Pachuca Tuzos History
Cornish miners leave a legacy in Mexico
The Cornish pasty is doing good business in the small Mexican silver-mining town of Real del Monte.
Not usually associated with Mexican cooking, Cornish pasties appear on the menu more often than tacos
and enchiladas in this picturesque town, strung across rolling green hills 14 kms from the regional
centre of Pachuca.
Part of the inheritance left behind by miners who came from the English county of Cornwall to the
region in the 19th century, the pasties -- almost identical to the originals apart from the addition
of chopped green chillies -- have made little headway in the rest of the country.
Besides their traditional meat and vegetable pie, the miners brought something else which spread
across the entire nation: football.
Real del Monte boasts Mexico's earliest soccer pitch and its first football club, Pachuca Athletic Club,
founded in 1901. After a long spell in the doldrums of the Mexican second division, Pachuca are today
enjoying the best spell in their history.
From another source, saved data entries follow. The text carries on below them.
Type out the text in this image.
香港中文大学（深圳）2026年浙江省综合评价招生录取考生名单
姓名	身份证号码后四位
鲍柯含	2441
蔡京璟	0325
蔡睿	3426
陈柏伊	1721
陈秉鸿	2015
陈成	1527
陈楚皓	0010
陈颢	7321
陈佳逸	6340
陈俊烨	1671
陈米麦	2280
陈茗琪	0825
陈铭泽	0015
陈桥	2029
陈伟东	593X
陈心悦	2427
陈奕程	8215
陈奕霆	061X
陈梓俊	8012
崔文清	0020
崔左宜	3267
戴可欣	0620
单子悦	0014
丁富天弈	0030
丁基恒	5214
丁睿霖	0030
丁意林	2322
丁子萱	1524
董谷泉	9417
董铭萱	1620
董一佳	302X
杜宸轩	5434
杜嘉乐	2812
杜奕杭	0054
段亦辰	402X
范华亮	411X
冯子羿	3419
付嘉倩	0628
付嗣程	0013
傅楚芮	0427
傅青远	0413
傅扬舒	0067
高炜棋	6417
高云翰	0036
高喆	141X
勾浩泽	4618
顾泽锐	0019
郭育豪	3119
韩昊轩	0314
In the last 10 years, the team known as the Beavers (Tuzos), who had never previously won the domestic
championship since Mexican football turned professional in 1944, have won three league titles and built
one of the most impressive infrastructures in Latin America.
The club are proud owners of a state-of-the-art, 27,000-seater stadium and a so-called football
university, which offers courses in everything from soccer coaching to sports journalism.
HUMBLE BEGINNINGS
The ultra-modern site is a far cry from the English cemetery in Real del Monte, the only remaining
evidence of the club's more humble beginnings.
The walk up to the cemetery -- which lies amongs a clump of trees on the top of a hill -- passes
through a neighbourhood typical of small-town Mexico.
Roosters crow from back yards, ranchero music blasts from open windows and scabby dogs laze on the pavements.
Inside the cemetery walls, however, the atmosphere is distinctly English.
Only the direct descendants of the miners are allowed to be buried here and all the graves point
towards England -- with the exception of one, which according to legend was the grave of an anti-royalist Scotsman.
Pachuca's football team started out as an English-only affair, finally opening its doors to Mexican players
when David Islans made his debut in 1907.
Pachuca was one of only three clubs to survive the Mexican Revolution between 1910 and 1917 and won
the amateur championships in 1918 and 1920 under English manager Arthur Crowe.
After that, Pachuca was overshadowed by more powerful clubs from Mexico City and fell into a long
period of obscurity, enjoying only brief periods in the first division.
Everything changed dramatically in 1995 when local businessman Jesus Martinez bought the franchise
and years of careful planning and investment have turned the club into the envy of Mexico.
"We introduced an approach very few directors appreciate -- that to have a football team, you have
to have a social responsibilty," the club's sporting director Andres Fassi states the following,
"Our concept has four parts to it: the professional side, the social side, the academic side and
the commerical side."
FOOTBALL SCHOOLS
The professional side refers to the team itself, currently boasting several internationals including
Colombia goalkeeper Miguel Calero and midfielder Frankie Oviedo and Paraguay forward Nelson Cuevas.
The social side consists of 350 football schools, catering to 35,000 youngsters around the country
and with plans to expand within Central America and in South Africa and Cameroon.
Although partly planned to nurture talent for the club, Fassi says anyone is welcome to turn up.
"They pay what they can," he said. "Our doors are open to the tall, thin kid and the short, fat one."
The academic side is the university, which offers courses in coaching, nutrition, sports medicine and
physical education.
The new regime enjoyed quick success as Pachuca fought their way out of the second division in 1996.
Three years later Pachuca won the Winter championship -- two league championhips are played every season
in Mexico -- under Javier Aguirre, who coached Mexico at the 2002 World Cup and is now in charge of
Spanish first division club Osasuna.
Pachuca won further league titles in 2001 and 2003 and have shown no signs of wanting to stop there.
This year, they qualified for South America's Libertadores Cup -- the region's equivalent of the
Champions League -- and beat Argentina's Boca Juniors in the group stage before falling to fellow
Mexicans Guadalajara.
Off the field, Pachuca continue to grow and diversify. They own one of the town's top hotels and
broadcast a weekly television show, Tuzosoccer.